- Interactive map of Idera Kofun
- 32°45′11.17″N 130°46′40.37″E﻿ / ﻿32.7531028°N 130.7778806°E
- Type: Kofun
- Periods: Kofun period
- Location: Kashima, Kumamoto, Japan
- Region: Kyushu

History
- Built: c.6th century

Site notes
- Public access: Yes (no facilities)

= Idera Kofun =

The Idera Kofun (井寺古墳) is a Kofun period burial mound in the Idera-chō neighborhood of the town of Kashima, Kumamoto, Japan. The tumulus was designated a National Historic Site of Japan in 1921, with the area under protection expanded in 2017. It is believed to have been built in the middle of the 6th century, towards the end of the Kofun period.

==Overview==
The Idera Kofun is a round enpun (円墳) style burial mound built on a hill southeast of Kumamoto city.
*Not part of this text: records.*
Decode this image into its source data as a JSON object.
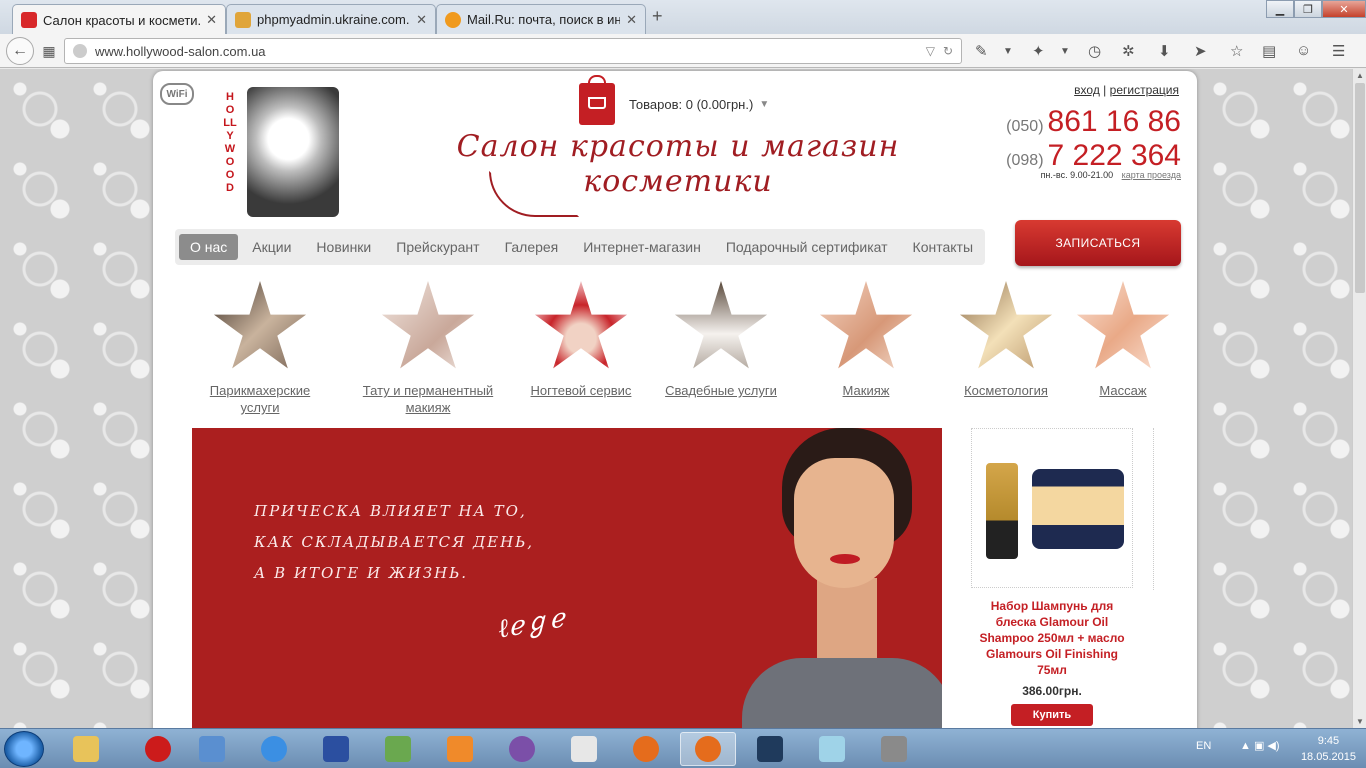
{
  "browser": {
    "tabs": [
      {
        "label": "Салон красоты и космети...",
        "favicon_color": "#d8282a",
        "active": true
      },
      {
        "label": "phpmyadmin.ukraine.com...",
        "favicon_color": "#e0a53a",
        "active": false
      },
      {
        "label": "Mail.Ru: почта, поиск в ин...",
        "favicon_color": "#f09a1e",
        "active": false
      }
    ],
    "new_tab": "+",
    "url": "www.hollywood-salon.com.ua"
  },
  "header": {
    "wifi_label": "WiFi",
    "logo_text": "HOLLYWOOD",
    "cart_label": "Товаров: 0 (0.00грн.)",
    "slogan": "Салон красоты и магазин косметики",
    "login": "вход",
    "separator": "|",
    "register": "регистрация",
    "phones": [
      {
        "code": "(050)",
        "number": "861 16 86"
      },
      {
        "code": "(098)",
        "number": "7 222 364"
      }
    ],
    "hours": "пн.-вс. 9.00-21.00",
    "map_link": "карта проезда",
    "book_button": "ЗАПИСАТЬСЯ"
  },
  "menu": {
    "items": [
      "О нас",
      "Акции",
      "Новинки",
      "Прейскурант",
      "Галерея",
      "Интернет-магазин",
      "Подарочный сертификат",
      "Контакты"
    ],
    "active": "О нас"
  },
  "services": [
    {
      "label": "Парикмахерские услуги",
      "color": "#8f7a6a"
    },
    {
      "label": "Тату и перманентный макияж",
      "color": "#d6bfb4"
    },
    {
      "label": "Ногтевой сервис",
      "color": "#c8242a"
    },
    {
      "label": "Свадебные услуги",
      "color": "#b8ada5"
    },
    {
      "label": "Макияж",
      "color": "#e4b59c"
    },
    {
      "label": "Косметология",
      "color": "#c9a77a"
    },
    {
      "label": "Массаж",
      "color": "#f0c3a8"
    }
  ],
  "banner": {
    "quote_lines": [
      "ПРИЧЕСКА ВЛИЯЕТ НА ТО,",
      "КАК СКЛАДЫВАЕТСЯ ДЕНЬ,",
      "А В ИТОГЕ И ЖИЗНЬ."
    ],
    "bg_color": "#ab1f1f"
  },
  "product": {
    "name": "Набор Шампунь для блеска Glamour Oil Shampoo 250мл + масло Glamours Oil Finishing 75мл",
    "price": "386.00грн.",
    "buy_label": "Купить"
  },
  "taskbar": {
    "lang": "EN",
    "time": "9:45",
    "date": "18.05.2015",
    "apps": [
      {
        "name": "explorer",
        "color": "#e8c35a"
      },
      {
        "name": "opera",
        "color": "#cc1b1b"
      },
      {
        "name": "volume",
        "color": "#5a8fd0"
      },
      {
        "name": "internet-explorer",
        "color": "#3b8fe3"
      },
      {
        "name": "save",
        "color": "#2b4fa0"
      },
      {
        "name": "notepad",
        "color": "#6aa84f"
      },
      {
        "name": "media-player",
        "color": "#f08a2a"
      },
      {
        "name": "viber",
        "color": "#7b4fa8"
      },
      {
        "name": "document",
        "color": "#e7e7e7"
      },
      {
        "name": "firefox",
        "color": "#e56c1c"
      },
      {
        "name": "firefox-active",
        "color": "#e56c1c"
      },
      {
        "name": "photoshop",
        "color": "#1f3a5c"
      },
      {
        "name": "glass",
        "color": "#9fd3e8"
      },
      {
        "name": "tools",
        "color": "#8a8a8a"
      }
    ]
  }
}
On the north side of the tomb is Ukishima Kumanoimasu Shrine (Ukishima Jinja), known for its spring water. In 1857, the tumulus collapsed due to earthwork, and a stone burial chamber. It was robbed in 1901 to 1902. A preliminary archaeological excavation in 1916 to 1917 confirmed that it was a decorated kofun; however a comprehensive investigation was not performed until 1982 and again from 2017 to 2019, after the 2016 Kumamoto earthquake. The tumulus has been largely leveled, and no fukiishi have been found. The urial facility is a single-chamber horizontal-entry stone room made of blocks of tuff from Mount Aso. It has an opening in the south-southwest direction. The interior, including the entrance gate, entrance passage, and stone barrier are decorated with a decorative pattern called "straight arc pattern" consisting of geometric straight lines and arcs. In addition, depending on location, "circular pattern," "ladder pattern," and "key pattern," decorations can be found. This straight arc pattern is painted in four colors: red, white, blue, and green. As the tomb had been robbed, the presence of grave goods is uncertain. However, Edo Period records state that a bronze mirror and a straight sword were found in the first area near the back wall, and human bones were found in the two areas on the left and right. However, the whereabouts of these items are now unknown. The Kumamoto City Museum has four straight iron swords, which are said to have come from the Idera Kofun. Based on decoration and artifacts, It is estimated that it was built around the late 5th century to early 6th century during the middle to late Kofun period.

The tumulus is about 11.5 kilometers from Nishi-Kumamoto Station on the JR Kyushu Kagoshima Main Line.